How do you graph # (x+3)^2 + (y-2)^2 = 25#?

1 Answer
Apr 10, 2016

#x# intercepts at: #x=+-sqrt21-3#
#y# intercepts at: #y= +-4+2#
Centre Point at: #(-3,2)#
Radius of: 5

Explanation:

The function is a circular function:

The general form of a circular function can be expressed as:

#(x-h)^2+(y-k)^2=r^2#

Where the centre point of the graph is present at the point #(h,k)#
and the solution (the number after the = sign) is the radius of the circle squared.
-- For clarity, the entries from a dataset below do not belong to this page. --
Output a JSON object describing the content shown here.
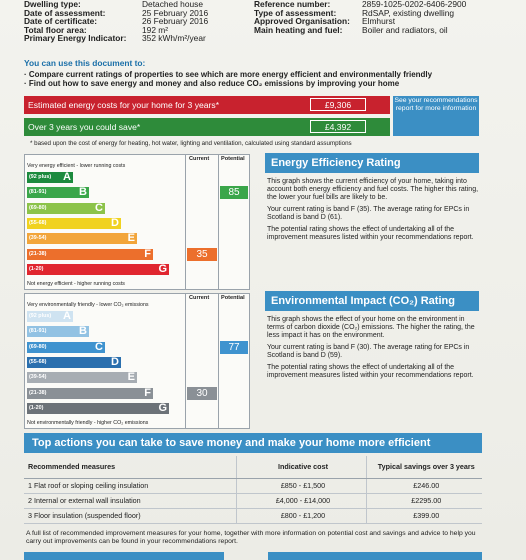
{
  "header_left": [
    {
      "key": "Dwelling type:",
      "value": "Detached house"
    },
    {
      "key": "Date of assessment:",
      "value": "25 February 2016"
    },
    {
      "key": "Date of certificate:",
      "value": "26 February 2016"
    },
    {
      "key": "Total floor area:",
      "value": "192 m²"
    },
    {
      "key": "Primary Energy Indicator:",
      "value": "352 kWh/m²/year"
    }
  ],
  "header_right": [
    {
      "key": "Reference number:",
      "value": "2859-1025-0202-6406-2900"
    },
    {
      "key": "Type of assessment:",
      "value": "RdSAP, existing dwelling"
    },
    {
      "key": "Approved Organisation:",
      "value": "Elmhurst"
    },
    {
      "key": "Main heating and fuel:",
      "value": "Boiler and radiators, oil"
    }
  ],
  "use_title": "You can use this document to:",
  "bullets": [
    "·  Compare current ratings of properties to see which are more energy efficient and environmentally friendly",
    "·  Find out how to save energy and money and also reduce CO₂ emissions by improving your home"
  ],
  "costs": {
    "estimated_label": "Estimated energy costs for your home for 3 years*",
    "estimated_value": "£9,306",
    "saving_label": "Over 3 years you could save*",
    "saving_value": "£4,392",
    "see_box": "See your recommendations report for more information",
    "based_note": "* based upon the cost of energy for heating, hot water, lighting and ventilation, calculated using standard assumptions"
  },
  "energy_chart": {
    "col_current": "Current",
    "col_potential": "Potential",
    "top_note": "Very energy efficient - lower running costs",
    "bottom_note": "Not energy efficient - higher running costs",
    "current": "35",
    "potential": "85",
    "bands": [
      {
        "range": "(92 plus)",
        "letter": "A",
        "color": "#1c8a3e"
      },
      {
        "range": "(81-91)",
        "letter": "B",
        "color": "#3aa64a"
      },
      {
        "range": "(69-80)",
        "letter": "C",
        "color": "#8cc34a"
      },
      {
        "range": "(55-68)",
        "letter": "D",
        "color": "#f0d21f"
      },
      {
        "range": "(39-54)",
        "letter": "E",
        "color": "#f2a53a"
      },
      {
        "range": "(21-38)",
        "letter": "F",
        "color": "#ec6f2c"
      },
      {
        "range": "(1-20)",
        "letter": "G",
        "color": "#e0262f"
      }
    ]
  },
  "energy_section": {
    "title": "Energy Efficiency Rating",
    "p1": "This graph shows the current efficiency of your home, taking into account both energy efficiency and fuel costs. The higher this rating, the lower your fuel bills are likely to be.",
    "p2": "Your current rating is band F (35). The average rating for EPCs in Scotland is band D (61).",
    "p3": "The potential rating shows the effect of undertaking all of the improvement measures listed within your recommendations report."
  },
  "env_chart": {
    "col_current": "Current",
    "col_potential": "Potential",
    "top_note": "Very environmentally friendly - lower CO₂ emissions",
    "bottom_note": "Not environmentally friendly - higher CO₂ emissions",
    "current": "30",
    "potential": "77",
    "bands": [
      {
        "range": "(92 plus)",
        "letter": "A",
        "color": "#cfe3f1"
      },
      {
        "range": "(81-91)",
        "letter": "B",
        "color": "#92c2e3"
      },
      {
        "range": "(69-80)",
        "letter": "C",
        "color": "#3f93cf"
      },
      {
        "range": "(55-68)",
        "letter": "D",
        "color": "#2a6fae"
      },
      {
        "range": "(39-54)",
        "letter": "E",
        "color": "#a7adb3"
      },
      {
        "range": "(21-38)",
        "letter": "F",
        "color": "#8a9096"
      },
      {
        "range": "(1-20)",
        "letter": "G",
        "color": "#6c7278"
      }
    ]
  },
  "env_section": {
    "title": "Environmental Impact (CO₂) Rating",
    "p1": "This graph shows the effect of your home on the environment in terms of carbon dioxide (CO₂) emissions. The higher the rating, the less impact it has on the environment.",
    "p2": "Your current rating is band F (30). The average rating for EPCs in Scotland is band D (59).",
    "p3": "The potential rating shows the effect of undertaking all of the improvement measures listed within your recommendations report."
  },
  "actions": {
    "title": "Top actions you can take to save money and make your home more efficient",
    "col_measure": "Recommended measures",
    "col_cost": "Indicative cost",
    "col_saving": "Typical savings over 3 years",
    "rows": [
      {
        "measure": "1 Flat roof or sloping ceiling insulation",
        "cost": "£850 - £1,500",
        "saving": "£246.00"
      },
      {
        "measure": "2 Internal or external wall insulation",
        "cost": "£4,000 - £14,000",
        "saving": "£2295.00"
      },
      {
        "measure": "3 Floor insulation (suspended floor)",
        "cost": "£800 - £1,200",
        "saving": "£399.00"
      }
    ],
    "footer": "A full list of recommended improvement measures for your home, together with more information on potential cost and savings and advice to help you carry out improvements can be found in your recommendations report."
  }
}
Therefore, from your function:

#(x+3)^2+(y-2)^2=25#

We can determine that:

The centre point of the function is present at the point #(-3,2)# and the radius is #sqrt25=5#

For any function, #x# incepts where #y# = 0

Therefore, by substituting #y=0# we get:

#(x+3)^2+(-2)^2=25#

By simplifying this and solving for #x# we get:

#(x+3)^2+4=25#
#(x+3)^2=25-4#
#(x+3)^2=21#
#(x+3)=+-sqrt21#
Remember that any real square has two solutions (a positive and negative), hence the #+-sqrt21#
#x=+-sqrt21-3#
Therefore, two #x# intercepts are present:
One at: #x=-sqrt21-3#
The other at: #x=+sqrt21-3#

For any function, #y# intercepts where #x# = 0

Therefore, if we substitute #x# = 0 into your equation, we get:

#(0+3)^2+(y-2)^2=25#

By simplifying and solving for #y# we get:

#9+(y-2)^2=25#
#(y-2)^2=16#
Again, remember that any real square has two solutions (a positive and negative), hence the #+-sqrt16#
#(y-2)=+-sqrt16#
#(y-2)=+-4#
#y=+-4+2#
Therefore, two #y# intercepts are present:
One at: #y=-2# calculated as: #[-4+2]#
The other at: #y=6# calculated as: #[+4+2]#

To summarise:

If we plot all of our points on the graph, we get:

Centre Point at: #(-3,2)#

Radius of: 5

#x# Intercepts at: #x= +sqrt21-3# and #x=-sqrt21-3#

#y# Intercepts at: #y=-2# and #y=6#
graph{(x+3)^2+(y-2)^2=25 [-21.42, 18.58, -7.32, 12.68]}